XLIII

For the honest citizen Charles Louis-Napoleon Bonaparte had been duly returned in June for the Department of the Seine and two other Departments. The end of the month saw the streets up again: barricades rising one after the other; saw the military called out, saw cannon and howitzer battering down the crazy strongholds of insurrection; saw men in top-hats and frock-coats, armed with revolvers, and men in blouses armed with muskets, defending these works with desperation, as long as cartridges held out.

It was borne in upon Monseigneur Affre, Archbishop of Paris, that he should go forth and speak to the insurgents of St. Antoine. He hesitated but an instant. No doubt of the Voice that urged. So he went, preceded by the Crucifix, accompanied by his Vicars-General; and a man in a blouse walked before the Cross-bearer carrying a green branch in his hand. No one knew who the man was, or ever saw him afterwards. Catholics have whispered that the bearer of the green branch was no other than St. Antoine himself.

They shot the Archbishop from an upper window as he exhorted his flock to lay down their muskets, in the Name of Him Who bled upon the Tree. He sank down, mortally wounded, raised himself with a great effort, made the sign of absolution over a dying insurgent who was being carried past him, and fell back upon the bloody stones.... There was a great cry of horror from those who saw: the Archbishop was carried back to his palace, and passed to God upon the day following. But the green branch had triumphed: the servant of Christ had not died for nothing. The insurrection was virtually at an end.

Paris was sick of the reek of gunpowder and bloodshed. She longed for peace, and quiet, and a stable form of government—just the thing that seemed hardest to attain.

In the caricatures of Gavarni you may see the bemused and worried citizen torn by doubts as to which form of Republic, of all the countless varieties pressed upon the French nation by political quacks and nostrum-mongers, might be the most agreeable to take, and the most efficacious in its method of working.

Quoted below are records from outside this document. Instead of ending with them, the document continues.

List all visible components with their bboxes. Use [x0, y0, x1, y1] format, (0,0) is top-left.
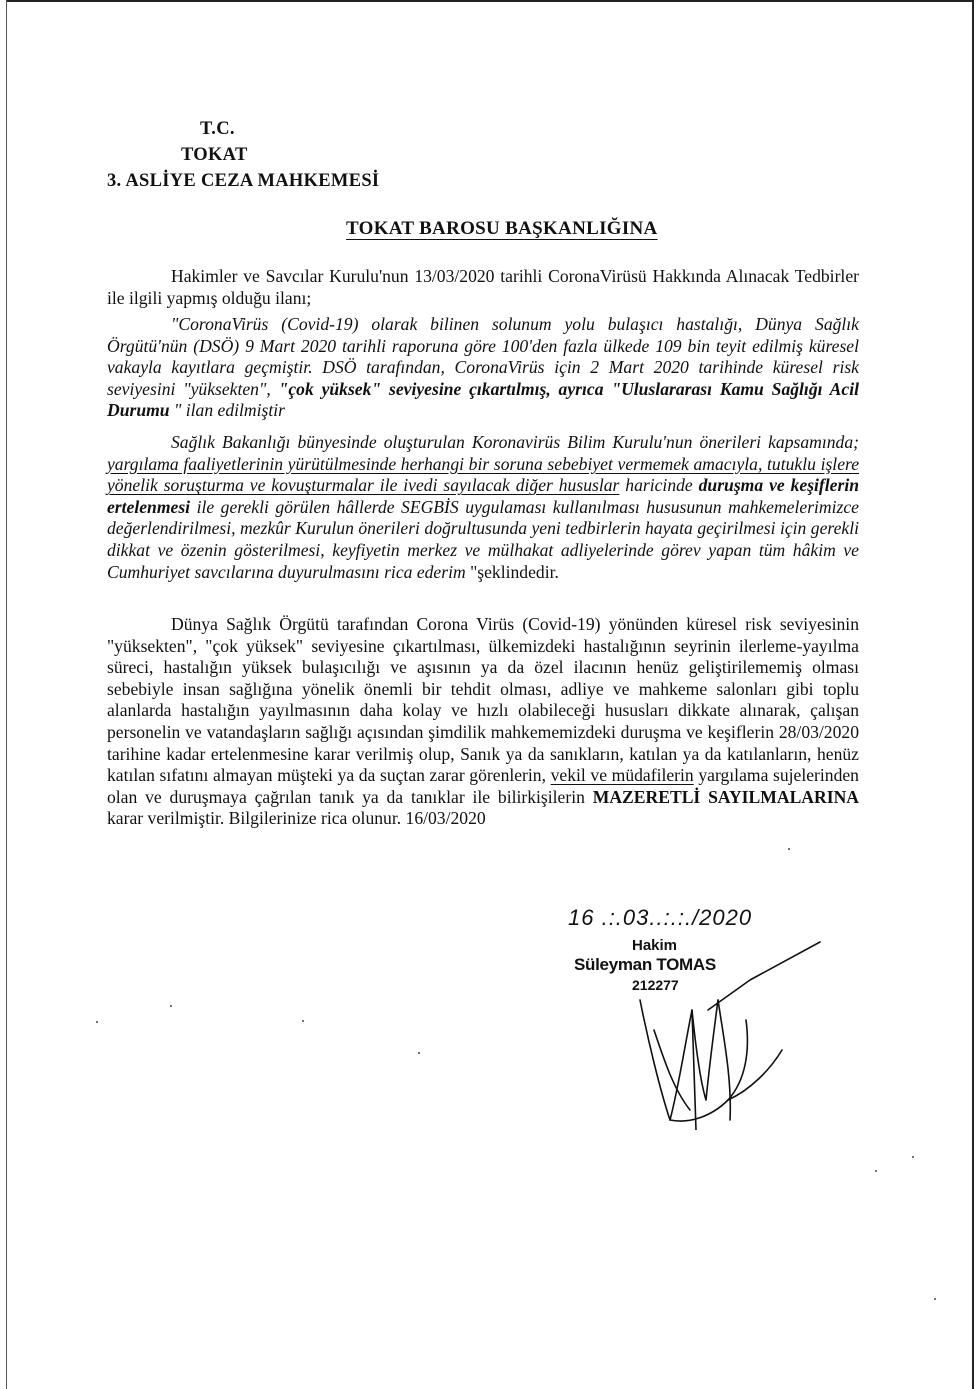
decision-bold: MAZERETLİ SAYILMALARINA: [592, 786, 859, 807]
decision-text: Dünya Sağlık Örgütü tarafından Corona Virüs (Covid-19) yönünden küresel risk seviyesinin "yüksekten", "çok yüksek" seviyesine çıkartılması, ülkemizdeki hastalığının seyrinin ilerleme-yayılma süreci, hastalığın yüksek bulaşıcılığı ve aşısının ya da özel ilacının henüz geliştirilememiş olması sebebiyle insan sağlığına yönelik önemli bir tehdit olması, adliye ve mahkeme salonları gibi toplu alanlarda hastalığın yayılmasının daha kolay ve hızlı olabileceği hususları dikkate alınarak, çalışan personelin ve vatandaşların sağlığı açısından şimdilik mahkememizdeki duruşma ve keşiflerin 28/03/2020 tarihine kadar ertelenmesine karar verilmiş olup, Sanık ya da sanıkların, katılan ya da katılanların, henüz katılan sıfatını almayan müşteki ya da suçtan zarar görenlerin,: [107, 614, 859, 786]
decision-underlined: vekil ve müdafilerin: [550, 765, 694, 786]
page-border-top: [6, 0, 974, 2]
header-city: TOKAT: [181, 145, 248, 165]
signature-icon: [600, 940, 850, 1130]
quote-1-text: "CoronaVirüs (Covid-19) olarak bilinen solunum yolu bulaşıcı hastalığı, Dünya Sağlık Örgütü'nün (DSÖ) 9 Mart 2020 tarihli raporuna göre 100'den fazla ülkede 109 bin teyit edilmiş küresel vakayla kayıtlara geçmiştir. DSÖ tarafından, CoronaVirüs için 2 Mart 2020 tarihinde küresel risk seviyesini "yüksekten",: [107, 314, 859, 399]
scan-speck: [96, 1021, 98, 1023]
quote-2-text: Sağlık Bakanlığı bünyesinde oluşturulan Koronavirüs Bilim Kurulu'nun önerileri kapsamında;: [171, 432, 859, 452]
scan-speck: [788, 848, 790, 850]
quote-2-underlined: yargılama faaliyetlerinin yürütülmesinde herhangi bir soruna sebebiyet vermemek amacıyla, tutuklu işlere yönelik soruşturma ve kovuşturmalar ile ivedi sayılacak diğer hususlar: [107, 453, 859, 496]
paragraph-quote-2: [107, 432, 859, 583]
quote-2-bold: duruşma ve keşiflerin ertelenmesi: [107, 475, 860, 517]
page-border-right: [972, 0, 974, 1389]
page-border-left: [6, 0, 7, 1389]
decision-end: karar verilmiştir. Bilgilerinize rica olunur. 16/03/2020: [107, 808, 486, 829]
scan-speck: [170, 1005, 172, 1007]
quote-1-end: " ilan edilmiştir: [169, 400, 285, 421]
scan-speck: [302, 1020, 304, 1022]
document-title: TOKAT BAROSU BAŞKANLIĞINA: [346, 218, 658, 239]
quote-2-end: "şeklindedir.: [470, 561, 559, 582]
stamp-registry-number: 212277: [632, 977, 679, 993]
stamp-role: Hakim: [632, 937, 678, 954]
header-tc: T.C.: [200, 119, 235, 139]
scan-speck: [875, 1170, 877, 1172]
header-court: 3. ASLİYE CEZA MAHKEMESİ: [107, 171, 380, 191]
stamp-date: 16 .:.03..:.:./2020: [568, 905, 753, 930]
quote-2-mid: haricinde: [619, 475, 699, 496]
quote-1-bold: "çok yüksek" seviyesine çıkartılmış, ayrıca "Uluslararası Kamu Sağlığı Acil Durumu: [107, 378, 859, 421]
scan-speck: [418, 1052, 420, 1054]
quote-2-rest: ile gerekli görülen hâllerde SEGBİS uygulaması kullanılması hususunun mahkemelerimizce değerlendirilmesi, mezkûr Kurulun önerileri doğrultusunda yeni tedbirlerin hayata geçirilmesi için gerekli dikkat ve özenin gösterilmesi, keyfiyetin merkez ve mülhakat adliyelerinde görev yapan tüm hâkim ve Cumhuriyet savcılarına duyurulmasını rica ederim: [107, 496, 859, 582]
paragraph-quote-1: [107, 314, 859, 422]
paragraph-intro: Hakimler ve Savcılar Kurulu'nun 13/03/2020 tarihli CoronaVirüsü Hakkında Alınacak Tedbirler ile ilgili yapmış olduğu ilanı;: [107, 266, 859, 308]
paragraph-decision: [107, 614, 859, 830]
scan-speck: [912, 1156, 914, 1158]
scan-speck: [934, 1298, 936, 1300]
decision-mid: yargılama sujelerinden olan ve duruşmaya çağrılan tanık ya da tanıklar ile bilirkişilerin: [107, 765, 859, 807]
stamp-judge-name: Süleyman TOMAS: [574, 955, 716, 974]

M. Prud’homme of the National Guard, no less than Jerome Paturôt of the Gardes Mobiles, and Jacques Bonhomme, his country cousin, were propitiated and soothed by the mildness of Representative Bonaparte’s drugs, and the good sense and moderation of his views; while the feasibility and simplicity of the measures he advocated enchanted everyone who heard.

Candidate for the Presidency, with what modesty and good sense he expressed himself. What noble enthusiasm glowed in him, for instance, when he said:

“The Democratic Republic shall be my religion, and I will be its High Priest.”

Meaning:

“The Empire shall be the religion of the French people, the Tuileries its Temple, and I will be the god, enthroned and worshiped there!”